I used to draw trendlines like that but now I don't. Here is why. I think the regression analysis lines are more important. This is a weekly chart of the SPY and the green lines are just hand drawn by me by examination, starting the higher major low below the ultimate low and keeping the lines parallel. Using an actual regressional analysis tool, you get the same results as shown below the first drawing but did draw in the green line on the bottom and draw one in on top as it seems that my regression tool doesn't quite get the real important lower and higher trendlines. It really shows the outer possible limits for price moves with prices often getting to the outer limits especially on the upside.

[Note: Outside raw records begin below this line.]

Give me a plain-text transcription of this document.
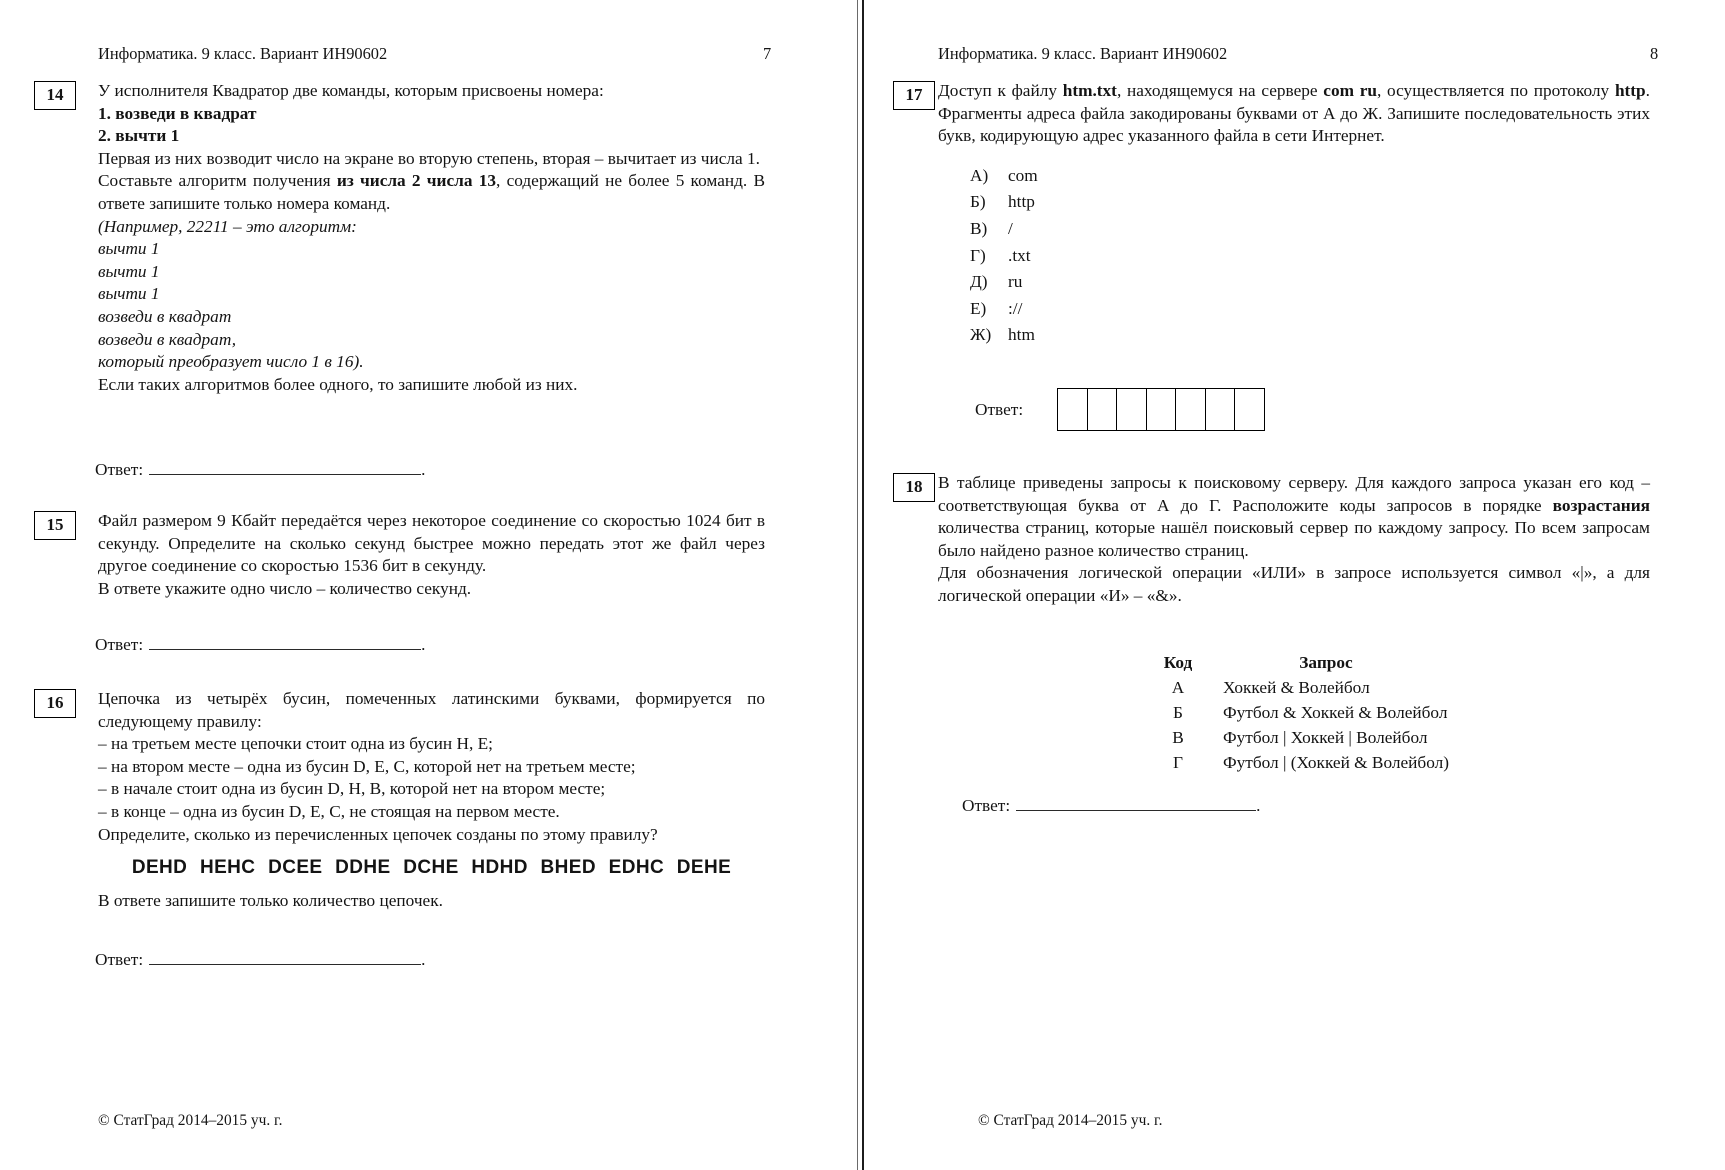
Информатика. 9 класс. Вариант ИН90602	7
14	У исполнителя Квадратор две команды, которым присвоены номера:
1. возведи в квадрат
2. вычти 1
Первая из них возводит число на экране во вторую степень, вторая – вычитает из числа 1.
Составьте алгоритм получения из числа 2 числа 13, содержащий не более 5 команд. В ответе запишите только номера команд.
(Например, 22211 – это алгоритм:
вычти 1
вычти 1
вычти 1
возведи в квадрат
возведи в квадрат,
который преобразует число 1 в 16).
Если таких алгоритмов более одного, то запишите любой из них.
Ответ:	.
15	Файл размером 9 Кбайт передаётся через некоторое соединение со скоростью 1024 бит в секунду. Определите на сколько секунд быстрее можно передать этот же файл через другое соединение со скоростью 1536 бит в секунду.
В ответе укажите одно число – количество секунд.
Ответ:	.
16	Цепочка из четырёх бусин, помеченных латинскими буквами, формируется по следующему правилу:
– на третьем месте цепочки стоит одна из бусин H, E;
– на втором месте – одна из бусин D, E, C, которой нет на третьем месте;
– в начале стоит одна из бусин D, H, B, которой нет на втором месте;
– в конце – одна из бусин D, E, C, не стоящая на первом месте.
Определите, сколько из перечисленных цепочек созданы по этому правилу?
DEHD HEHC DCEE DDHE DCHE HDHD BHED EDHC DEHE
В ответе запишите только количество цепочек.
Ответ:	.
© СтатГрад 2014–2015 уч. г.
Информатика. 9 класс. Вариант ИН90602	8
17 Доступ к файлу htm.txt, находящемуся на сервере com ru, осуществляется по протоколу http. Фрагменты адреса файла закодированы буквами от А до Ж. Запишите последовательность этих букв, кодирующую адрес указанного файла в сети Интернет.
А) com
Б) http
В) /
Г) .txt
Д) ru
Е) ://
Ж) htm
Ответ:
18 В таблице приведены запросы к поисковому серверу. Для каждого запроса указан его код – соответствующая буква от А до Г. Расположите коды запросов в порядке возрастания количества страниц, которые нашёл поисковый сервер по каждому запросу. По всем запросам было найдено разное количество страниц.
Для обозначения логической операции «ИЛИ» в запросе используется символ «|», а для логической операции «И» – «&».
Код	Запрос
А	Хоккей & Волейбол
Б	Футбол & Хоккей & Волейбол
В	Футбол | Хоккей | Волейбол
Г	Футбол | (Хоккей & Волейбол)
Ответ:	.
© СтатГрад 2014–2015 уч. г.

The bollinger bands do a much better job or predicting price reversals after 3 hits or so of the lower bollinger prices have reversed. The 200 wk moving average has also worked several times as well, that's the blue dashed line in charts. Support generally holds twice and fails on a third strike. If it's wrong, that's what stops are all about. I also have a theory that if say the lower trendline is hit, that the next correction won't retest it but will stop a third higher and then the next correction may retest. It seems to alternate. I see this more in stocks than in indexes. The best indicator of all is just riding the 5 wk moving average and staying in tune with it's slope at all times. No predictions are necessary and profits are dependent on the slope not changing direction enough. A simple formula can count up in hindsight the historical number of slope direction changes and as long as that number is sufficiently low, it's a winning strategy.